I'm using SyslogNet.Client to syslog (UDP) messages to a server. I loop through a collection of errors from a database and send them. Only ~40% of messages arrive. I understand that with UDP, there is no guarantee of message arrival, but this is a very high percentage. However, if I call Thread.Sleep(1)
between each iteration of the loop, 100% of the messages arrive. I'm having trouble understanding why this is happening.
Here's the loop:
private static void SyslogErrors(Dictionary<int, string> errorCol)
{
foreach (var error in errorCol)
{
SyslogMessage("AppName", error.Value);
Thread.Sleep(1);
}
}
And here's SyslogMessage
:
private static void SyslogMessage(string appName, string message)
{
using (_syslogSender = new SyslogUdpSender(Server, Port))
{
var msg = new SyslogMessage(DateTime.Now,
Facility.SecurityOrAuthorizationMessages1,
Severity.Informational,
Environment.MachineName,
appName,
message);
_syslogSender.Send(msg, new SyslogRfc3164MessageSerializer());
}
}
First of all, why is this happening? Secondly, what's the "best practices" way to slow the loop down? Thread.Sleep(1) doesn't seem like a very clean solution.
Thanks!
It looks like the OS rejects some logs when spammed too much, and the sleep will most likely do just fine. But there are indeed some more reliable solutions.
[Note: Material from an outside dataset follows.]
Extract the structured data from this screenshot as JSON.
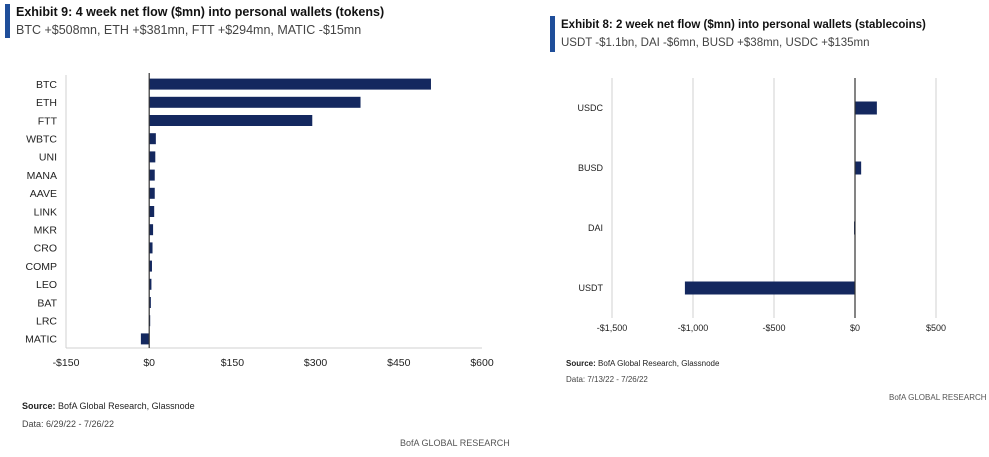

You can setup a Timer object and call your logger using the Elapsed event.
Something like:
//likely much longer than needed, I figure you dont need this to breeze anyway
aTimer = new System.Timers.Timer(50);
aTimer.Elapsed += timeToLog;
aTimer.Enabled = true;
Then you log in time:
private static void timeToLog(Object source, ElapsedEventArgs e)
{
var error = getNextError(); //Keep an iterator somewhere
SyslogMessage("AppName", error.Value);
}
I can add the code you'll need in order to create and manage the iterator (getNextError), although we're getting outside the scope of your question.